Recortes de uma realidade que não para de acontecer. Retalhos coloridos, de roupas, de céu e braços erguidos, de chão repisado em compasso de mesmice, do cotidiano do vício. Em primeiro plano uma mulher eleva um braço ao ar com duas notas de cinquenta reais, a outra mão segura uma caixinha de som. O sorriso é aberto e contagiante, seu rosto se precipita para cima como que se se elevasse aos céus, em agradecimento. Ao fundo, uma estátua religiosa e branca, provavelmente D. Bosco com duas crianças.

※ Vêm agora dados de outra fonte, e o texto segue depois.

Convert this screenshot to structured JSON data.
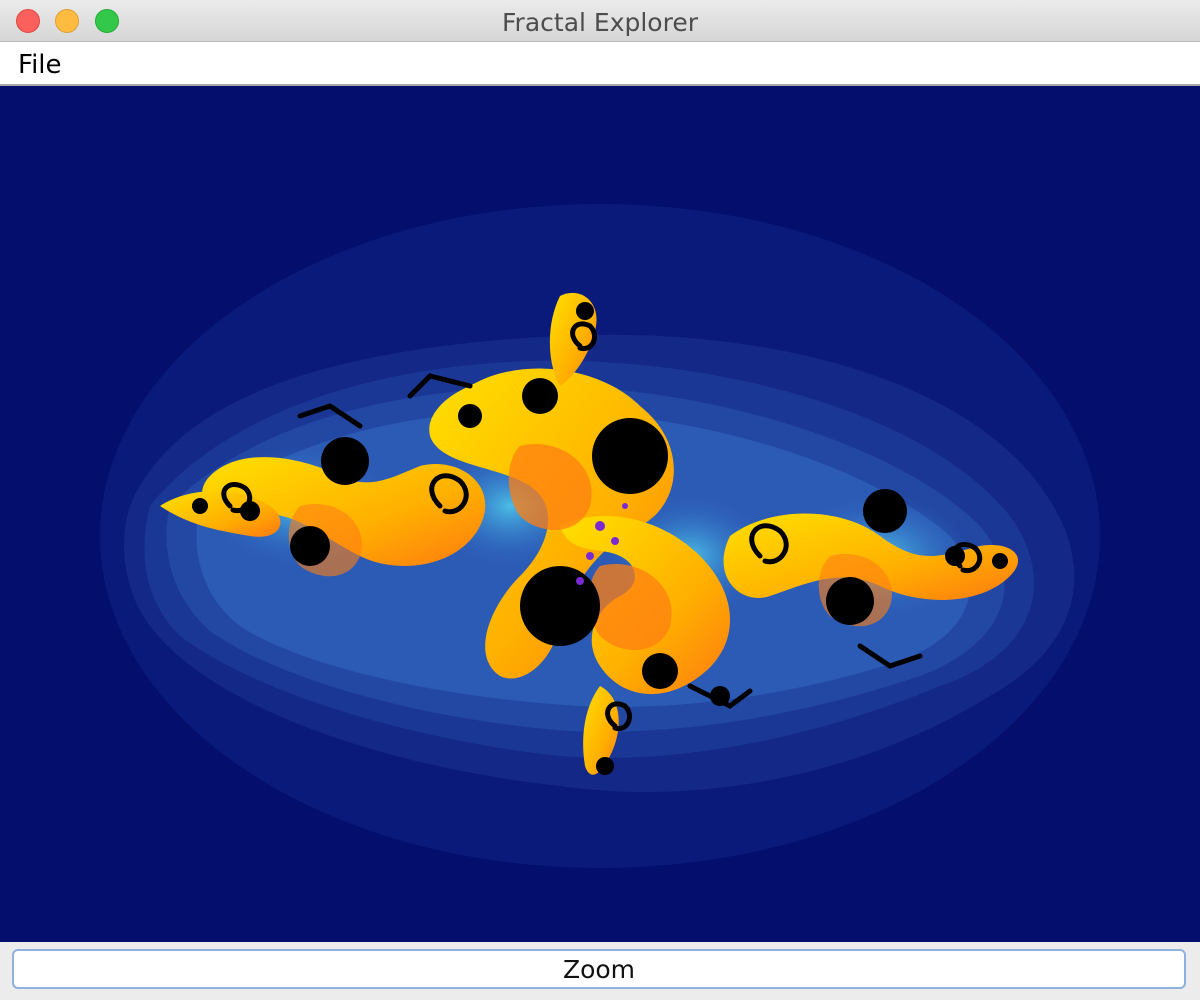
{
  "window": {
    "title": "Fractal Explorer"
  },
  "menu": {
    "items": [
      {
        "label": "File"
      }
    ]
  },
  "canvas": {
    "background_color": "#040e6c",
    "palette": [
      "#0a1a7a",
      "#162e8e",
      "#1f47a6",
      "#2f6cc4",
      "#4fc8ec",
      "#ffd400",
      "#ffa51a",
      "#ff6a10",
      "#7a2ad0",
      "#000000"
    ]
  },
  "controls": {
    "zoom_label": "Zoom"
  }
}
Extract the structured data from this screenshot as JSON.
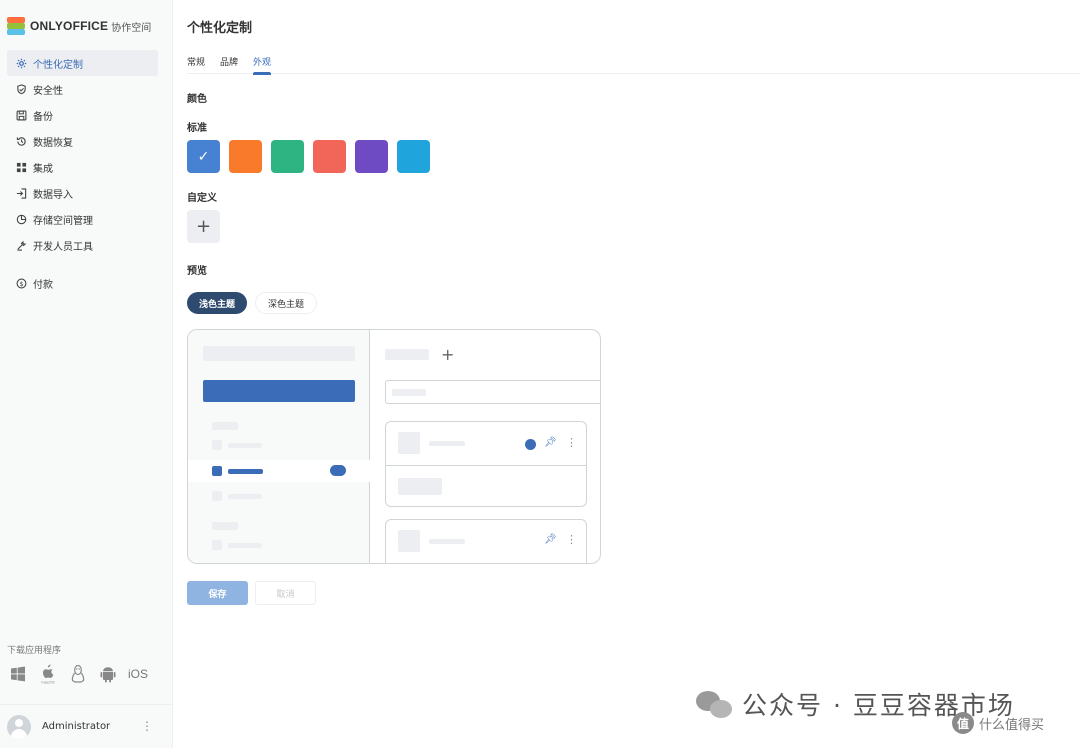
{
  "brand": {
    "name": "ONLYOFFICE",
    "suffix": "协作空间"
  },
  "sidebar": {
    "items": [
      {
        "label": "个性化定制",
        "icon": "gear-icon",
        "active": true
      },
      {
        "label": "安全性",
        "icon": "shield-icon"
      },
      {
        "label": "备份",
        "icon": "save-icon"
      },
      {
        "label": "数据恢复",
        "icon": "history-icon"
      },
      {
        "label": "集成",
        "icon": "grid-icon"
      },
      {
        "label": "数据导入",
        "icon": "import-icon"
      },
      {
        "label": "存储空间管理",
        "icon": "pie-chart-icon"
      },
      {
        "label": "开发人员工具",
        "icon": "tools-icon"
      }
    ],
    "payment": {
      "label": "付款",
      "icon": "dollar-icon"
    },
    "download_label": "下载应用程序",
    "apps": [
      "windows-icon",
      "macos-icon",
      "linux-icon",
      "android-icon"
    ],
    "ios_label": "iOS",
    "user_name": "Administrator"
  },
  "main": {
    "title": "个性化定制",
    "tabs": [
      {
        "label": "常规"
      },
      {
        "label": "品牌"
      },
      {
        "label": "外观",
        "active": true
      }
    ],
    "color_heading": "颜色",
    "standard_heading": "标准",
    "swatches": [
      "#4781d1",
      "#f97a2a",
      "#2db482",
      "#f2665a",
      "#6e4bc3",
      "#1fa5db"
    ],
    "selected_swatch": 0,
    "custom_heading": "自定义",
    "custom_add": "+",
    "preview_heading": "预览",
    "theme_light": "浅色主题",
    "theme_dark": "深色主题",
    "save_label": "保存",
    "cancel_label": "取消"
  },
  "watermark": {
    "text": "公众号 · 豆豆容器市场",
    "site": "什么值得买",
    "badge": "值"
  },
  "colors": {
    "accent": "#3a6cb8",
    "sidebar_bg": "#f8f9f9"
  }
}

Quem nunca ouviu falar da Cracolância ou passou por suas imediações? Muito noticiada em janeiro deste ano foi o programa Braços Abertos, da Prefeitura de São Paulo, uma incursão da Polícia Civil mal explicada, a favelinha já demolida pela prefeitura. Matérias sobre uma senhora ou um médico fantasiado que lá vão fazer alguma coisa que ninguém afinal consegue realizar: devolver dignidade àquelas pessoas e um bairro para a cidade.
Sim, um palco, os Campos Elíseos, de outrora bairro elegante, das mansões dos fazendeiros de café, da sede do governo do Estado, a uma área degradada, especialmente a Alameda Dino Bueno, a área de "passagem" dos dependentes químicos. Se no final do século XIX a região era extremamente nobre por estar muito próxima ao centro, da rodoviária, da Estação da Luz, do hospital que a cidade tinha e mesmo de um grande colégio, o Liceu Coração de Jesus, hoje tudo isso não quer dizer mais nada.
Não deixa de ser triste, irônica e demasiadamente real a história desta cidade, feita de ocupações e destruições, de dias de riqueza e glória no formato de grandes casarões ajardinados, de esvaziamento e decadência quando não demolidos muitos deles transformados em cortiços. Como uma porção de terra da época colonial os bairros são explorados, valorizados e depois deixados às moscas, desprestigiados e imersos na pobreza, na desilusão social e de vida de tantas pessoas, e em desuso, fora de moda...
Pois bem, estou na Alameda Dino Bueno esquina com a Alameda Nothmann (que bela é a palavra "alameda", tão benquista). Pouco à frente da esquina, a entrada do Liceu Coração de Jesus, fundado por D. Bosco em 1885, num entardecer de domingo está deserta, muito embora seja sabido que o colégio perdeu muitos alunos em decorrência da degradação da área. Depois de vinte anos estou de volta para uma visita ao Liceu onde tive minha formação escolar básica. Ao longe, a feira. Ao final do amplo quarteirão que o colégio contempla, uma confusão de cores, retalhos. Estou longe não consigo ver nada nitidamente, apenas resquícios de pessoas, trajes coloridos, um ar de feira. É a feira da droga em ebulição.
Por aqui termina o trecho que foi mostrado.